While Mali, Burkina Faso, and Niger formally withdrew from ECOWAS earlier this year to form the Alliance of Sahel States, the remaining members (Nigeria, Ghana, Côte d’Ivoire, Senegal, Togo, Benin, Cape Verde, Gambia, Guinea, Guinea-Bissau, Liberia, and Sierra Leone) have committed to moving forward together. Several countries have already begun internal consultations to amend national aviation laws and airport tariff structures ahead of the January 2026 deadline.
Airline executives and tourism stakeholders have welcomed the decision as long overdue. Regional carriers such as Air Peace, ASKY Airlines, and Arik Air have repeatedly highlighted how the current tax regime eats into their margins and forces them to charge fares that price ordinary citizens out of the market. Lower operating costs are expected to improve load factors, enable more frequent schedules, and make many previously unprofitable routes viable again.
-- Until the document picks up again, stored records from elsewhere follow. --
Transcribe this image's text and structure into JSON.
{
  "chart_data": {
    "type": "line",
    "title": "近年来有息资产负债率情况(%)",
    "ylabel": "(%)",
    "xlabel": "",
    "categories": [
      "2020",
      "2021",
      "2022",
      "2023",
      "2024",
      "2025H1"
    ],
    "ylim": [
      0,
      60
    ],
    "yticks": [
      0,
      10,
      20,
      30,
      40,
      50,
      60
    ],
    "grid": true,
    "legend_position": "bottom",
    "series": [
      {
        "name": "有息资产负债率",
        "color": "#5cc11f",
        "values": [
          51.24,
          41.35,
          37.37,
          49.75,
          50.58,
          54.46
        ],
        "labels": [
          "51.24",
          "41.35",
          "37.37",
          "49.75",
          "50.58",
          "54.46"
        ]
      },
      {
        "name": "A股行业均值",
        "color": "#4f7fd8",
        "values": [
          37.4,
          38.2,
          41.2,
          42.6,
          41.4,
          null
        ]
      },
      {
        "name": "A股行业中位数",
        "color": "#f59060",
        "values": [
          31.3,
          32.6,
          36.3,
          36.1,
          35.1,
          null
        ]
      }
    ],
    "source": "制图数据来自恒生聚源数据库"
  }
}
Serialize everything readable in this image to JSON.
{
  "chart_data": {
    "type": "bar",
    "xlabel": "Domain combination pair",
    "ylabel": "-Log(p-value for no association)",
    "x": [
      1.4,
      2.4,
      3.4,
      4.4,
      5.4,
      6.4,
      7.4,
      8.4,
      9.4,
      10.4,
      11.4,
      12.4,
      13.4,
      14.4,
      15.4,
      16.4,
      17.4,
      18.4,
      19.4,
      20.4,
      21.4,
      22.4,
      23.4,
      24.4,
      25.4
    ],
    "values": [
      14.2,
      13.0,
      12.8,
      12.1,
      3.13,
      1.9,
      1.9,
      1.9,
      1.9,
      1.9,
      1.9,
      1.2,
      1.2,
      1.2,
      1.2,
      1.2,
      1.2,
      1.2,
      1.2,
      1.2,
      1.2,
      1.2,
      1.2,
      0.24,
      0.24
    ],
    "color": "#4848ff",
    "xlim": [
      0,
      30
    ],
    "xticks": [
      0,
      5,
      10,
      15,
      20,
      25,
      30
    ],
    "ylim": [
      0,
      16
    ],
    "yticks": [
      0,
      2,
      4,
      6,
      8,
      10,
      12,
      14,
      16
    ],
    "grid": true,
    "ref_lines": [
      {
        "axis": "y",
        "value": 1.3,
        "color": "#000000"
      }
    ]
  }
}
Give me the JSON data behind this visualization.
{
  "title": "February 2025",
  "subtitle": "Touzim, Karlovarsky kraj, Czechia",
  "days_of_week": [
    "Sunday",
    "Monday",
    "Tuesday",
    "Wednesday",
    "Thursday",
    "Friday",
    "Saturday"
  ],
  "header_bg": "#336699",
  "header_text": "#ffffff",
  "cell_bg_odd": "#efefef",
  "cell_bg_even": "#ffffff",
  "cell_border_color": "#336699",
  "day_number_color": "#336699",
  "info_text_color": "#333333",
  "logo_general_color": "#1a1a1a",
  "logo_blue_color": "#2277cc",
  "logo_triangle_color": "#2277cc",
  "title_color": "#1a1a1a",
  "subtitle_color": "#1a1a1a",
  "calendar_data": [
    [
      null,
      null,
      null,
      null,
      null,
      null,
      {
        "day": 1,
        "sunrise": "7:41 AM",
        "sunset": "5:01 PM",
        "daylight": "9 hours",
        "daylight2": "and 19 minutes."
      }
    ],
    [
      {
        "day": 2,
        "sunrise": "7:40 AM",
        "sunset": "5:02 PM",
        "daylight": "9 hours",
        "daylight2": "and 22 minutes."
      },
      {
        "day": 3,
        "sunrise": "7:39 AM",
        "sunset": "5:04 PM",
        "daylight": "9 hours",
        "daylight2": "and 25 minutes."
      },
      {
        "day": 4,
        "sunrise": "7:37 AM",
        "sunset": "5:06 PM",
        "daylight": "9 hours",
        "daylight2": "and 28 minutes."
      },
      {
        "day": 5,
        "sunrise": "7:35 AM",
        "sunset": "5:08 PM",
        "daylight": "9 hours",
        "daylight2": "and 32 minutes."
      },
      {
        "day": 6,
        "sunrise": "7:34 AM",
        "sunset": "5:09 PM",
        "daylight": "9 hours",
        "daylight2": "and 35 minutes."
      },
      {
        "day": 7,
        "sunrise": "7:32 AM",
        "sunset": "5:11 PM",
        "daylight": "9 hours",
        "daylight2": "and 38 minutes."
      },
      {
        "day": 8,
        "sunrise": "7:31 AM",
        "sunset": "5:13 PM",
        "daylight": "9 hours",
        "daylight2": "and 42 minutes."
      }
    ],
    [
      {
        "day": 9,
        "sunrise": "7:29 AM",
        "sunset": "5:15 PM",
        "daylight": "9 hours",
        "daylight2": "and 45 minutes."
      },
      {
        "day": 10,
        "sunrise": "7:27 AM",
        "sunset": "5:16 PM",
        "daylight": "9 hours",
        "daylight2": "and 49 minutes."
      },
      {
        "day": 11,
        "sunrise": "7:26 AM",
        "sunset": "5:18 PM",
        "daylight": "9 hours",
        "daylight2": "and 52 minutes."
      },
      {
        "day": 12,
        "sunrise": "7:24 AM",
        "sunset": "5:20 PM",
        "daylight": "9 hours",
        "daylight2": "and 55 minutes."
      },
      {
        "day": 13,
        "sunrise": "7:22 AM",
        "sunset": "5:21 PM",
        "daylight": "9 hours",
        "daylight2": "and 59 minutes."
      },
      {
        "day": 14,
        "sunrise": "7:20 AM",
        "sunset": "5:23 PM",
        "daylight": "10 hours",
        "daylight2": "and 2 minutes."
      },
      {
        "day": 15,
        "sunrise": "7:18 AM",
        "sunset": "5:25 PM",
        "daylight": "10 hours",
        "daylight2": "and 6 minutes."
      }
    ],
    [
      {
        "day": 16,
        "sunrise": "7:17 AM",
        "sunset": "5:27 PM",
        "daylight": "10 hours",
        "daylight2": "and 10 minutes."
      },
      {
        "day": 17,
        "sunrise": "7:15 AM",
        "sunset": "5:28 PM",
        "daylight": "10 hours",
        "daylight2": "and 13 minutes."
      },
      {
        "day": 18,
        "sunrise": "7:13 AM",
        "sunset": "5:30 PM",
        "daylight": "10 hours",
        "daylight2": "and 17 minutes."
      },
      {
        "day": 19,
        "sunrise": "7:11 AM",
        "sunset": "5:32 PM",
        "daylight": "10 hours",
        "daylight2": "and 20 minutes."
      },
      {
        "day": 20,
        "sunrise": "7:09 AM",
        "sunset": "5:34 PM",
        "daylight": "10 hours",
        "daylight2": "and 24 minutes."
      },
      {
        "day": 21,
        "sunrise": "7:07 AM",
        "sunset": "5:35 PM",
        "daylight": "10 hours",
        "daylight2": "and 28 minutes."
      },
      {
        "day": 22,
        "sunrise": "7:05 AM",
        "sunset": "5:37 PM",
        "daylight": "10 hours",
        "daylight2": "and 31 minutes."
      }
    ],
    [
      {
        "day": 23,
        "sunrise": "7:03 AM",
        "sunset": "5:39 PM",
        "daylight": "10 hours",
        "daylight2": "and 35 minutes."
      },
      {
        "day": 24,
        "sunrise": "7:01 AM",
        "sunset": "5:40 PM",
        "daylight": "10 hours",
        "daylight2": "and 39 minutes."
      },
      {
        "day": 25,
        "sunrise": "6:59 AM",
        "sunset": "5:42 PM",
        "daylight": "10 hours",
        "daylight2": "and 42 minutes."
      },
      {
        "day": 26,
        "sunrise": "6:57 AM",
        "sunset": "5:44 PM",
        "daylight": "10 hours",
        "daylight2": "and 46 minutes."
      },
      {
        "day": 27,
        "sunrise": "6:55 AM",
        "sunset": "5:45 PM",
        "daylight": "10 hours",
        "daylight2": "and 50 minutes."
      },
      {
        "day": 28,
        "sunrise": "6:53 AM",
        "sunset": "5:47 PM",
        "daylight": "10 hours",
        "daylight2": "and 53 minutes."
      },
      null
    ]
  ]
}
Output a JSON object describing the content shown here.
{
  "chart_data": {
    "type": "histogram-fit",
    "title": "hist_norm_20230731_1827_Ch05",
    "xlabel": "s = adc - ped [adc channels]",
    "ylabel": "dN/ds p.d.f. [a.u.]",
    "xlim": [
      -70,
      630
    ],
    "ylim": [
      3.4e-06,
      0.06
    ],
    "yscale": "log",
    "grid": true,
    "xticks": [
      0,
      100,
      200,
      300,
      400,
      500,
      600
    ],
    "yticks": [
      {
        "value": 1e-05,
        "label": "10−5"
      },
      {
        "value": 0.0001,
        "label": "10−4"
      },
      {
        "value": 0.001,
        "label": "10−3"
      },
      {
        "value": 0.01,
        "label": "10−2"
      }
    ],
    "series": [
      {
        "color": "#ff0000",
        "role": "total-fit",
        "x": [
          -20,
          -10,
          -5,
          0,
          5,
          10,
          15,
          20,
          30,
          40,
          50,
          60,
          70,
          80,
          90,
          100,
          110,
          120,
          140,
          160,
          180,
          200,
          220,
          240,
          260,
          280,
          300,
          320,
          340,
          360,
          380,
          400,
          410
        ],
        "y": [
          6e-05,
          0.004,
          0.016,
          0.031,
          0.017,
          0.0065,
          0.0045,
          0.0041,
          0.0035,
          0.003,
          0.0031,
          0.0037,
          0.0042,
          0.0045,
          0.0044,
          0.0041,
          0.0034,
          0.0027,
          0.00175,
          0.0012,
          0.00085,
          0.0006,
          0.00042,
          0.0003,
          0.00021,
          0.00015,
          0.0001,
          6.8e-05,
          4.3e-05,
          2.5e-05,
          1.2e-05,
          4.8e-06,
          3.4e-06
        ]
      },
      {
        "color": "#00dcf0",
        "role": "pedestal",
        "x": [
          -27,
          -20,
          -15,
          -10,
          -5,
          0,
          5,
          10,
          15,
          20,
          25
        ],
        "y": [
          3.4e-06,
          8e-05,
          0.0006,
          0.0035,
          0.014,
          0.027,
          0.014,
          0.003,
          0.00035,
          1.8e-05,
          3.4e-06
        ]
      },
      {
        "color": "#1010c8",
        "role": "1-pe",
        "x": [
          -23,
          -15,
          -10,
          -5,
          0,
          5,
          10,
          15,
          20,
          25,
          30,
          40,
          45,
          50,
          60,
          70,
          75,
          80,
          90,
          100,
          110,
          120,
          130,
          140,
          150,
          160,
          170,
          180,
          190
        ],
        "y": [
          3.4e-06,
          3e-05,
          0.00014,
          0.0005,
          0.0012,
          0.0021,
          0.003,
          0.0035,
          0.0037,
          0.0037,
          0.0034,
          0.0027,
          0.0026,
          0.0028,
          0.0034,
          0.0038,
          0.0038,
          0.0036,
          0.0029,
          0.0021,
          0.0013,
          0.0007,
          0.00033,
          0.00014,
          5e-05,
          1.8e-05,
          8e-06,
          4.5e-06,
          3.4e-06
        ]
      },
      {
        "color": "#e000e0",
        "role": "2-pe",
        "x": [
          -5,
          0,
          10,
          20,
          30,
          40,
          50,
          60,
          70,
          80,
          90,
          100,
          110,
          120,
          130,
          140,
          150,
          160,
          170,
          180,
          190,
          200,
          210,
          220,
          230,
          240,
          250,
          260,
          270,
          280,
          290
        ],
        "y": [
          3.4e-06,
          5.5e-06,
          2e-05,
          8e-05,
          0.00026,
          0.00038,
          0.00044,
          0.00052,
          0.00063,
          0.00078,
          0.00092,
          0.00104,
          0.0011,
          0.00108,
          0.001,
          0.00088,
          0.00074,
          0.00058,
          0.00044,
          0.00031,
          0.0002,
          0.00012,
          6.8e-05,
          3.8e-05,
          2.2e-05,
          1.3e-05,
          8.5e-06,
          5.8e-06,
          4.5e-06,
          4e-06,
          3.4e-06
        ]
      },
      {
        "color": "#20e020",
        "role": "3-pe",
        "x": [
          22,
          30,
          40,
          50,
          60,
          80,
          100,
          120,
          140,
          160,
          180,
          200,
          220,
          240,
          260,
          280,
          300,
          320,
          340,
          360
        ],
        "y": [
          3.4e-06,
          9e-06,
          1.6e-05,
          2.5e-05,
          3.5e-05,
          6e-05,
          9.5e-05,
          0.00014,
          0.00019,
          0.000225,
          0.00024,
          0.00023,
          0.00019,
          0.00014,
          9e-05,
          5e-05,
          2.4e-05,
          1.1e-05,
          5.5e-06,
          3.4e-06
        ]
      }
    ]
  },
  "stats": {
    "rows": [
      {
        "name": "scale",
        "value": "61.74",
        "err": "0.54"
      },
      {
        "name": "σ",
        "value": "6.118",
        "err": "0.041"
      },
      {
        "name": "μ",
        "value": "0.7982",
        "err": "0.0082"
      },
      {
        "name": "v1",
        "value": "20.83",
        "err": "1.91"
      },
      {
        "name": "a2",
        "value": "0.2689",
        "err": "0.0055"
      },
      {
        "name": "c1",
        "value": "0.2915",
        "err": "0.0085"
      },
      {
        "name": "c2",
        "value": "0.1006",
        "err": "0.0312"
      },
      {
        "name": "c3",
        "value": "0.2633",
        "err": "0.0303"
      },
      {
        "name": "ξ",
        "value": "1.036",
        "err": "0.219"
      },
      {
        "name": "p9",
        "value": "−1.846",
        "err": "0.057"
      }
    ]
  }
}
For ordinary travellers, the changes promise tangible relief. A family flying from Dakar to Abidjan or from Abuja to Lomé could save hundreds of dollars per trip, making short regional holidays, medical travel, and visits to relatives far more affordable. Diaspora communities, student exchanges, and cross-border traders are among those likely to benefit most.
ECOWAS officials have described the Supplementary Act as one of the most concrete achievements in regional economic integration in recent years. By harmonising charges and eliminating distortive taxes, the community aims to create a more level playing field for West African airlines competing against foreign carriers that have long dominated lucrative routes.
As the Oversight Mechanism begins its work and national legislatures start the domestication process, all eyes will be on whether the promised savings reach consumers’ pockets from the very first day of 2026. If successful, the West African skies could finally become a bridge rather than a barrier, connecting people and markets in a way that has been talked about for decades but rarely delivered, until now.